To review a specific Merge Request, check out its source branch and point whitebox at that clone, or pass the MR source branch URL.


5. Jira

a. Create an API token. https://id.atlassian.com/manage-profile/security/api-tokensCreate API token. Note the email of the Atlassian account that owns it.

b. Export credentials:

export JIRA_EMAIL=you@yourorg.com
export JIRA_API_TOKEN=xxxxxxxxxxxxxxxxxxxx

c. Configure base URL + project (once):

# in the REPL:
/integrations setup jira
  Jira base URL (https://your-org.atlassian.net):  https://yourorg.atlassian.net
  Jira project key (e.g. SEC):                     SEC
  Issue type [Bug]:                                Bug

This enables Jira and saves the base URL / project key / issue type to .neurosploit/integrations.json (no secrets).

d. Open cards. Add --jira to any engagement (or pr / watch). One card is created per validated finding, with severity, CVSS, CWE, location, PoC, evidence and remediation:

neurosploit whitebox https://github.com/myorg/app --jira \
  --subscription --model anthropic:claude-opus-4-8 -v

The created issue keys are printed (e.g. 🪪 Jira cards opened: SEC-481, SEC-482).

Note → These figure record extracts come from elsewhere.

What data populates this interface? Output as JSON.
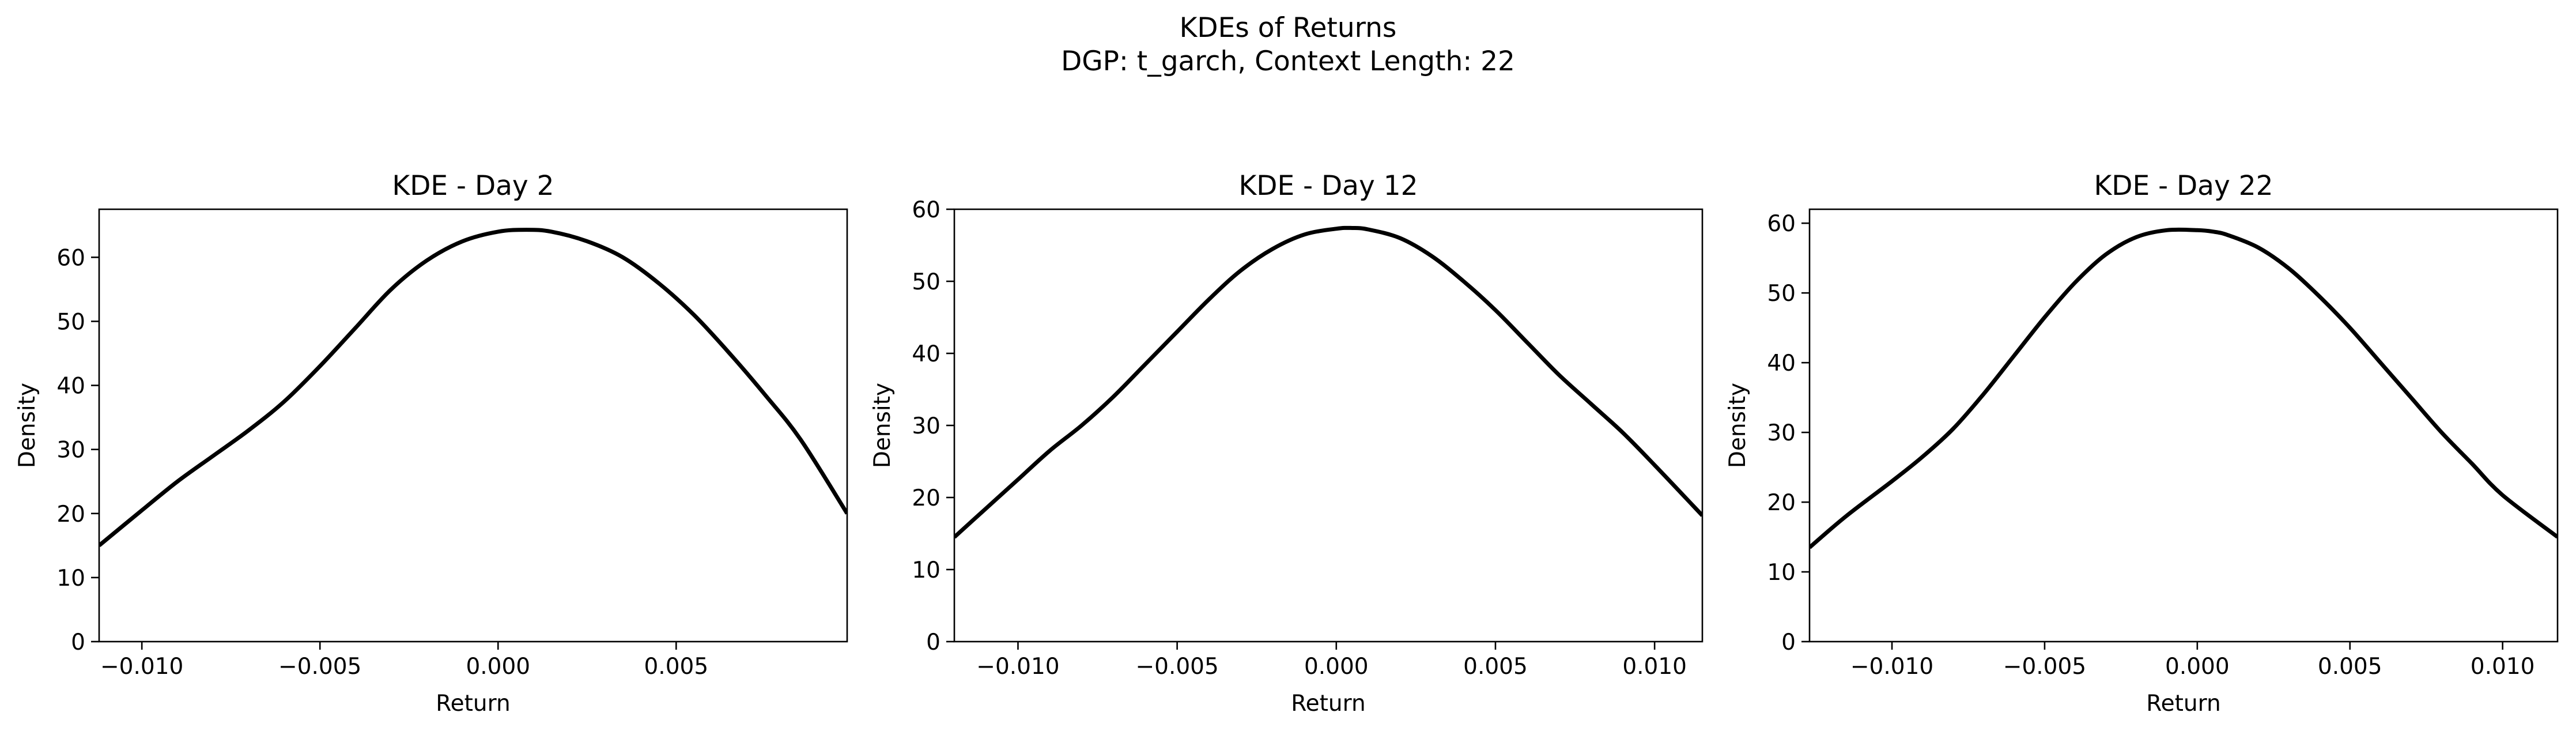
{
  "figure": {
    "title_line1": "KDEs of Returns",
    "title_line2": "DGP: t_garch, Context Length: 22"
  },
  "chart_data": [
    {
      "type": "line",
      "title": "KDE - Day 2",
      "xlabel": "Return",
      "ylabel": "Density",
      "xlim": [
        -0.0112,
        0.0098
      ],
      "ylim": [
        0,
        67.5
      ],
      "xticks": [
        -0.01,
        -0.005,
        0.0,
        0.005
      ],
      "xtick_labels": [
        "−0.010",
        "−0.005",
        "0.000",
        "0.005"
      ],
      "yticks": [
        0,
        10,
        20,
        30,
        40,
        50,
        60
      ],
      "ytick_labels": [
        "0",
        "10",
        "20",
        "30",
        "40",
        "50",
        "60"
      ],
      "grid": false,
      "line_color": "#000000",
      "series": [
        {
          "x": [
            -0.0112,
            -0.01,
            -0.009,
            -0.008,
            -0.007,
            -0.006,
            -0.005,
            -0.004,
            -0.003,
            -0.002,
            -0.001,
            0.0,
            0.0008,
            0.0015,
            0.0025,
            0.0035,
            0.0045,
            0.0055,
            0.0065,
            0.0075,
            0.0085,
            0.0098
          ],
          "y": [
            15.0,
            20.5,
            25.0,
            29.0,
            33.0,
            37.5,
            43.0,
            49.0,
            55.0,
            59.5,
            62.5,
            64.0,
            64.3,
            64.0,
            62.5,
            60.0,
            56.0,
            51.0,
            45.0,
            38.5,
            31.5,
            20.0
          ]
        }
      ]
    },
    {
      "type": "line",
      "title": "KDE - Day 12",
      "xlabel": "Return",
      "ylabel": "Density",
      "xlim": [
        -0.012,
        0.0115
      ],
      "ylim": [
        0,
        60
      ],
      "xticks": [
        -0.01,
        -0.005,
        0.0,
        0.005,
        0.01
      ],
      "xtick_labels": [
        "−0.010",
        "−0.005",
        "0.000",
        "0.005",
        "0.010"
      ],
      "yticks": [
        0,
        10,
        20,
        30,
        40,
        50,
        60
      ],
      "ytick_labels": [
        "0",
        "10",
        "20",
        "30",
        "40",
        "50",
        "60"
      ],
      "grid": false,
      "line_color": "#000000",
      "series": [
        {
          "x": [
            -0.012,
            -0.011,
            -0.01,
            -0.009,
            -0.008,
            -0.007,
            -0.006,
            -0.005,
            -0.004,
            -0.003,
            -0.002,
            -0.001,
            0.0,
            0.0005,
            0.001,
            0.002,
            0.003,
            0.004,
            0.005,
            0.006,
            0.007,
            0.008,
            0.009,
            0.01,
            0.0115
          ],
          "y": [
            14.5,
            18.5,
            22.5,
            26.5,
            30.0,
            34.0,
            38.5,
            43.0,
            47.5,
            51.5,
            54.5,
            56.5,
            57.3,
            57.4,
            57.2,
            56.0,
            53.5,
            50.0,
            46.0,
            41.5,
            37.0,
            33.0,
            29.0,
            24.5,
            17.5
          ]
        }
      ]
    },
    {
      "type": "line",
      "title": "KDE - Day 22",
      "xlabel": "Return",
      "ylabel": "Density",
      "xlim": [
        -0.0127,
        0.0118
      ],
      "ylim": [
        0,
        62
      ],
      "xticks": [
        -0.01,
        -0.005,
        0.0,
        0.005,
        0.01
      ],
      "xtick_labels": [
        "−0.010",
        "−0.005",
        "0.000",
        "0.005",
        "0.010"
      ],
      "yticks": [
        0,
        10,
        20,
        30,
        40,
        50,
        60
      ],
      "ytick_labels": [
        "0",
        "10",
        "20",
        "30",
        "40",
        "50",
        "60"
      ],
      "grid": false,
      "line_color": "#000000",
      "series": [
        {
          "x": [
            -0.0127,
            -0.0115,
            -0.01,
            -0.009,
            -0.008,
            -0.007,
            -0.006,
            -0.005,
            -0.004,
            -0.003,
            -0.002,
            -0.001,
            0.0,
            0.0005,
            0.001,
            0.002,
            0.003,
            0.004,
            0.005,
            0.006,
            0.007,
            0.008,
            0.009,
            0.01,
            0.0118
          ],
          "y": [
            13.5,
            18.0,
            23.0,
            26.5,
            30.5,
            35.5,
            41.0,
            46.5,
            51.5,
            55.5,
            58.0,
            59.0,
            59.0,
            58.8,
            58.3,
            56.5,
            53.5,
            49.5,
            45.0,
            40.0,
            35.0,
            30.0,
            25.5,
            21.0,
            15.0
          ]
        }
      ]
    }
  ]
}
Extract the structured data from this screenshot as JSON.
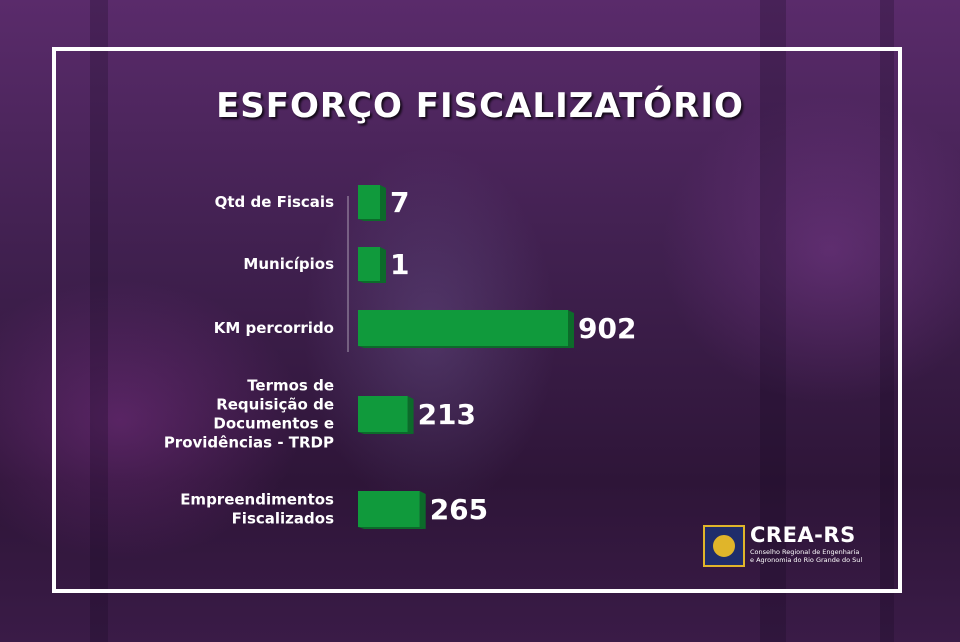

Uses the Jira REST API (POST /rest/api/2/issue) with Basic auth (JIRA_EMAIL : JIRA_API_TOKEN). The issuetype must exist in your project (use Vulnerability if your project defines it).


6. Recipes

PR gate in CI (block a PR if Critical/High findings appear):

export GITHUB_TOKEN=...   # CI secret
neurosploit integrations enable github
neurosploit pr "$REPO" "$PR_NUMBER" --model anthropic:claude-opus-4-8 --comment --jira

Nightly drift review of a private app, filing Jira cards:

neurosploit integrations enable github
neurosploit integrations enable jira
neurosploit watch myorg/app --branch main --interval 3600 --jira \
  --model anthropic:claude-opus-4-8

Local private-repo audit (no PR), cards to Jira:

neurosploit whitebox https://github.com/myorg/app --jira \
  --subscription --model anthropic:claude-opus-4-8 -v

7. Troubleshooting

  • ⚠ token env not set — the integration is enabled but the env var isn't exported in this shell. Export it (export GITHUB_TOKEN=...) and re-run.
  • git clone failed on a private repo — confirm the token scope (repo / read_repository) and that the integration is enabled (neurosploit integrations). The token is only injected when the matching integration is on.
  • jira create failed: 400 — the issuetype name doesn't exist in the project, or a required field is enforced. Try Bug, or set your project's type via /integrations setup jira.
  • jira ... not set — export JIRA_EMAIL and JIRA_API_TOKEN.
  • GitHub comment fails (403/404) — the token needs Pull requests: write (fine-grained) or repo (classic), and you must have access to the repo.
  • Tokens in CI — pass them as masked secrets; NeuroSploit never logs or stores token values.